Which of course means that Ham is suffering the outrageous slings and arrows of religious persecution!
“Atheist groups have launched major attacks in various ways. They tried to derail our bond offering, and are now attempting to undermine the sales tax refund incentive for the Ark project. These secularists are ‘rocking the boat’ and we have had to work hard to counter their attacks. But through it all, God has blessed and the Ark construction is well underway!
Kentucky’s State Government is an atheist group? The 11th Commandment is a god-given right for Y’all Qaeda to bilk the taxpayer, and I think that is scriptural, but I could be wrong.
One letter from the State of Kentucky to AiG makes it clear that the state seeks to discriminate against us because of our Christian message. The letter from a state official, with statements that criticize us for having an evangelistic purpose and possibly hiring Ark staff who agree with our Christian faith, is remarkable.
This thinking is so twisted, it is outrageously hard to unravel what he thinks that the First Amendment does. There is nothing there that says every ministry has the right to grift.
Here is one of the many incredible statements in that letter (which was also obtained and published by the liberal media): ‘The Commonwealth (of Kentucky) must have the express written assurance from Ark Encounter, LLC that it will not discriminate in any way on the basis of religion in hiring.’

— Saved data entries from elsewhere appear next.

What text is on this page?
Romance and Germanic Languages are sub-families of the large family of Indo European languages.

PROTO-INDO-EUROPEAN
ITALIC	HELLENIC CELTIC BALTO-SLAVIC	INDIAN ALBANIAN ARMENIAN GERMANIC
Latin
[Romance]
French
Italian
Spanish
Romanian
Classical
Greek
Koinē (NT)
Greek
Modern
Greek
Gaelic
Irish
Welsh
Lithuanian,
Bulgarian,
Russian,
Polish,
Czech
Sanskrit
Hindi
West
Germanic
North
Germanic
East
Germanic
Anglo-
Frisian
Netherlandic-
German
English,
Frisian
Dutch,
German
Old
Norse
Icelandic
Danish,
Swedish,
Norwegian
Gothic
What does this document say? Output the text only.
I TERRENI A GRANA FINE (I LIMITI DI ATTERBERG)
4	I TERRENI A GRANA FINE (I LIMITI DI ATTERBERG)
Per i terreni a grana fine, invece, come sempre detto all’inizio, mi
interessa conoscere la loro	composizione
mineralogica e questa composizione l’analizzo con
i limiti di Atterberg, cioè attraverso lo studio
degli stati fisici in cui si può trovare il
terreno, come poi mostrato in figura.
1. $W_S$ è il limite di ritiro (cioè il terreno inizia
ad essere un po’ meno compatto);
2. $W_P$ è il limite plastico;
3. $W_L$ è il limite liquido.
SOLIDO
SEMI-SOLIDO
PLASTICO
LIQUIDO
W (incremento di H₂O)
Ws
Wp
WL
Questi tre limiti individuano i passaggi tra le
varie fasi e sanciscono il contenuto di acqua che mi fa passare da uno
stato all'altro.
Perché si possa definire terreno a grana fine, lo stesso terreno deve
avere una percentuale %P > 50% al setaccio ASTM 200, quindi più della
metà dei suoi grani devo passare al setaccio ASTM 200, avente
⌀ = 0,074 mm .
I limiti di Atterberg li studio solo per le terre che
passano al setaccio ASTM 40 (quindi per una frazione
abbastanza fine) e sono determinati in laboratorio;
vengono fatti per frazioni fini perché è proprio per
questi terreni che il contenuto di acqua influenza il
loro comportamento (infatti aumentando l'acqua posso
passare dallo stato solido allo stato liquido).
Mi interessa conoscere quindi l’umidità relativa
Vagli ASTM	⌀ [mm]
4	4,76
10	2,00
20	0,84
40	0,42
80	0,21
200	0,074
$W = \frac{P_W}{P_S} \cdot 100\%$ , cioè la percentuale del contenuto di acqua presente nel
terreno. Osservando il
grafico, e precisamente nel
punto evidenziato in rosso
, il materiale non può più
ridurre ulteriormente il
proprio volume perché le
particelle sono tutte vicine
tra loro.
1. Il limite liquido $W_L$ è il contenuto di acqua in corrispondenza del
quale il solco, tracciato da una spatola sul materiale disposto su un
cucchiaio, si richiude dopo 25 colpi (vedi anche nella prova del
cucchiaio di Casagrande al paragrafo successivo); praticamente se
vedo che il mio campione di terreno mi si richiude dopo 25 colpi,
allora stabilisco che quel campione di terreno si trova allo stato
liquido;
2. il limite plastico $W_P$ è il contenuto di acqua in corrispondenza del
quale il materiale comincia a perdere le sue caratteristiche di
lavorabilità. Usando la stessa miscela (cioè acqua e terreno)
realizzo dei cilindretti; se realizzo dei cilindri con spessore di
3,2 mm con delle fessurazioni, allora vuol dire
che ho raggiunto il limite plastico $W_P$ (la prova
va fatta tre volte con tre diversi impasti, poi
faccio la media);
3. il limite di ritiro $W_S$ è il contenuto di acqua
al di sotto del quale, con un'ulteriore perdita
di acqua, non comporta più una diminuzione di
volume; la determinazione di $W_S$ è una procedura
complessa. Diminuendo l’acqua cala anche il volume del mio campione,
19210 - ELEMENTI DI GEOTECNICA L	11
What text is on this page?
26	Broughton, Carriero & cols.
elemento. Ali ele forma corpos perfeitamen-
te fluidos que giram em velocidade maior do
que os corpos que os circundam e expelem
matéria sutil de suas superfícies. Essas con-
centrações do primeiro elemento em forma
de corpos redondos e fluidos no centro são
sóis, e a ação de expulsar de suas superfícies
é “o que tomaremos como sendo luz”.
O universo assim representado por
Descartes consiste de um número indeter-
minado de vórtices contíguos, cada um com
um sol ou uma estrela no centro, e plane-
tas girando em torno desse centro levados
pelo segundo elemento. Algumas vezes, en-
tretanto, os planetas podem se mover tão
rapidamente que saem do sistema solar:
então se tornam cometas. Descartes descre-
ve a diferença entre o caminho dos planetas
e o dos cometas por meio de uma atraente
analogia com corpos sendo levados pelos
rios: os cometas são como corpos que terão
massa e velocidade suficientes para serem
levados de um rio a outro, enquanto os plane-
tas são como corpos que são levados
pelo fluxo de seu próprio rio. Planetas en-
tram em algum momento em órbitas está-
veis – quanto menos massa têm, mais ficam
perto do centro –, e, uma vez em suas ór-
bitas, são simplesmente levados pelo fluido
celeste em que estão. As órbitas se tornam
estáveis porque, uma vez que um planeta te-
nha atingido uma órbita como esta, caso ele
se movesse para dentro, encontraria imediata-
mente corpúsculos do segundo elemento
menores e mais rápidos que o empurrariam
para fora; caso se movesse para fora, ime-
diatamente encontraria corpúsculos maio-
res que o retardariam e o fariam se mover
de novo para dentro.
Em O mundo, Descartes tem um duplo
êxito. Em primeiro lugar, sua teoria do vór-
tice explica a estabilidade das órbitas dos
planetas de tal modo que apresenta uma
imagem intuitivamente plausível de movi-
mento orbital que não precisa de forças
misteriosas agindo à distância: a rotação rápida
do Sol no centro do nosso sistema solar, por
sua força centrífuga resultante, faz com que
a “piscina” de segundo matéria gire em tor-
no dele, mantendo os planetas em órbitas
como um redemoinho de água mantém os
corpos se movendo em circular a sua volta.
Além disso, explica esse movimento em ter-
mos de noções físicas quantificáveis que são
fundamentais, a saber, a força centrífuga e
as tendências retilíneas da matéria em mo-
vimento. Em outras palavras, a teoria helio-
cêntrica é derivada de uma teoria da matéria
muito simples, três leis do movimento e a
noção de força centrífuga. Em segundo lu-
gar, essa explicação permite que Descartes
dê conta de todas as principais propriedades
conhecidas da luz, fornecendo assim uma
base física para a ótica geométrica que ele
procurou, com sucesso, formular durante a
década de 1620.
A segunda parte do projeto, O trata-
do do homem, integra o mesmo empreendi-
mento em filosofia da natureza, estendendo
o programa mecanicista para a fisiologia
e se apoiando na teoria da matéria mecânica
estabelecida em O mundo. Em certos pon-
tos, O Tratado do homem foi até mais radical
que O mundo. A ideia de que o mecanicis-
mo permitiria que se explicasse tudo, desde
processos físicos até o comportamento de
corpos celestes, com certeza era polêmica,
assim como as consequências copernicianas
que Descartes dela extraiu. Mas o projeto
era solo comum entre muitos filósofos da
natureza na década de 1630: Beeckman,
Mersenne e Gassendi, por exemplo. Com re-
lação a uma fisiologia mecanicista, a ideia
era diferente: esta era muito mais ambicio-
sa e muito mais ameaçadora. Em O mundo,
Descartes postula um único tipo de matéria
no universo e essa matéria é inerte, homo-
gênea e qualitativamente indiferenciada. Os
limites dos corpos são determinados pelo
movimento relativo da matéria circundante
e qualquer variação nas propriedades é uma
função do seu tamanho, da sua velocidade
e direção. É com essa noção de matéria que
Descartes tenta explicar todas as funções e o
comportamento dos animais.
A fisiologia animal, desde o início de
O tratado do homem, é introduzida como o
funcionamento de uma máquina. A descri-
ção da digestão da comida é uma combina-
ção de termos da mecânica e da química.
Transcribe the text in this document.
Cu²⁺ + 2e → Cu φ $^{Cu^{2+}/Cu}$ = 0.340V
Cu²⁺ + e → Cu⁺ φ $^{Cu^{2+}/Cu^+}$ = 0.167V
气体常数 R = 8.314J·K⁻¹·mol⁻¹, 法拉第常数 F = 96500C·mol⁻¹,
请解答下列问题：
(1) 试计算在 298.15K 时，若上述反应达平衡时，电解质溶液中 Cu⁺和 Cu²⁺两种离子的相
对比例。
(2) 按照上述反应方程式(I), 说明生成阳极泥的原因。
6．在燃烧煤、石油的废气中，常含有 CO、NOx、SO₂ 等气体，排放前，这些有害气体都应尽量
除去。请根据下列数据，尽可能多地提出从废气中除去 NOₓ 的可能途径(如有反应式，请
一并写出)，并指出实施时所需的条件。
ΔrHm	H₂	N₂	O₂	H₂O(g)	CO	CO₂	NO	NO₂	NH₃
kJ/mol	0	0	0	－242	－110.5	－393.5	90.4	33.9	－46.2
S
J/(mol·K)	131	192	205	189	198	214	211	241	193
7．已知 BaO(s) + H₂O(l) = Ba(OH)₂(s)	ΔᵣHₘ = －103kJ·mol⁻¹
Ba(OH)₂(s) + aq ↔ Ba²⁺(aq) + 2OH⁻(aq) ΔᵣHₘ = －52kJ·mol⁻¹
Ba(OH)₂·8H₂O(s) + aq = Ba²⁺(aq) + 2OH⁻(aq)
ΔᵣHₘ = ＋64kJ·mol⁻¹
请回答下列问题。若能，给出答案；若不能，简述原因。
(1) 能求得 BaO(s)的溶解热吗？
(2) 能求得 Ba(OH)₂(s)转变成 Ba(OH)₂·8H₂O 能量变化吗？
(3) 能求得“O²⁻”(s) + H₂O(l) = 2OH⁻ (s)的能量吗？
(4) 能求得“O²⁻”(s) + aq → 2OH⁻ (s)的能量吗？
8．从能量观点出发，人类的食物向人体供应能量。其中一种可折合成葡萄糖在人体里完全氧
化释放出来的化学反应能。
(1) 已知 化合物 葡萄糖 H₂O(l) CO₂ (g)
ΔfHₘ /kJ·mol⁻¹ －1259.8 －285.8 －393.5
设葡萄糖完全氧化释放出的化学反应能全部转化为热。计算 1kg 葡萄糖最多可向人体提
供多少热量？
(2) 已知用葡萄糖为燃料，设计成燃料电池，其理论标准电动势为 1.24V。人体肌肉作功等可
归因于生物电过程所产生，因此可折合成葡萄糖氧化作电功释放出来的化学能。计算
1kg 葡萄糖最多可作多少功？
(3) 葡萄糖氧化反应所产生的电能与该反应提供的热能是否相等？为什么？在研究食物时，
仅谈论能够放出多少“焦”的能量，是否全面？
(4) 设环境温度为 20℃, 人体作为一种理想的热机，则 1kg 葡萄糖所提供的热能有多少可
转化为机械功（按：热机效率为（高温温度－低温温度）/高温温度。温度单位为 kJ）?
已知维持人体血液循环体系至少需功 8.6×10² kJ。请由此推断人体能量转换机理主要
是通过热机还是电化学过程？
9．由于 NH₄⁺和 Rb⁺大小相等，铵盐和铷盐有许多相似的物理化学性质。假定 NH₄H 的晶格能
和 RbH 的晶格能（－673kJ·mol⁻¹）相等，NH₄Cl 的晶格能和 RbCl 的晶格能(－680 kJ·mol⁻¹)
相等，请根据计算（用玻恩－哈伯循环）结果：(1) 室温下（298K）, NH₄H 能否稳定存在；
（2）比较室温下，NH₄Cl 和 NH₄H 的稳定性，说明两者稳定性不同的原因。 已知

But as is clear settled law, churches and other religious organizations are allowed to hire employees who agree with their religious viewpoint!
Which is true, Ken. So is it a public amusement park, or is it a church? You can discriminate legally if it is a church, but you cannot get your hands on those sweet, sweet tax dollars if it is.
Even though this governmental heavy-handedness could mean an unjust loss of $18 million in sales tax refunds over 10 years, we will not — in any way — water down our message!”
How can it be a loss if it was never yours to begin with, Ken? You think you are entitled to that tax break?
So please send your contributions to
Answers in Grifting, um, well what does he say here:
Ham closes the letter by saying they need $14 million more in donations to complete the first scaled-back phase of Ark Encounter construction, enclosing a reply form soliciting donations directly to AiG. They also note that such gifts to their 501(c)(3) are “tax deductible.”
How can you be a tax-deductible charity if you are also a for-profit public limited liability corporation? Good thing the new Republican Congress is stripping funding from the IRS to investigate this sort of thing.
Soliciting supposedly tax-deductible donations to the nonprofit ministry AiG for the Ark Encounter project potentially opens up the project to another legal challenge, as the Freedom From Religion Foundation recently asked the IRS to investigate and possibly strip AiG of its tax-exempt status due to blurring the lines between it and the for-profit Ark Encounter, LLC they created and own. AiG created Ark Encounter in order to qualify for state tax incentives, but still appears to be soliciting tax-deductible donations for the park and requiring a religious test for job applicants — both legal if they wanted to do so on its own, but beyond the acceptable scope for a for-profit company seeking tax incentives under Kentucky law.
* Hat tip to Big Bad Bald Bastard for coining that headline.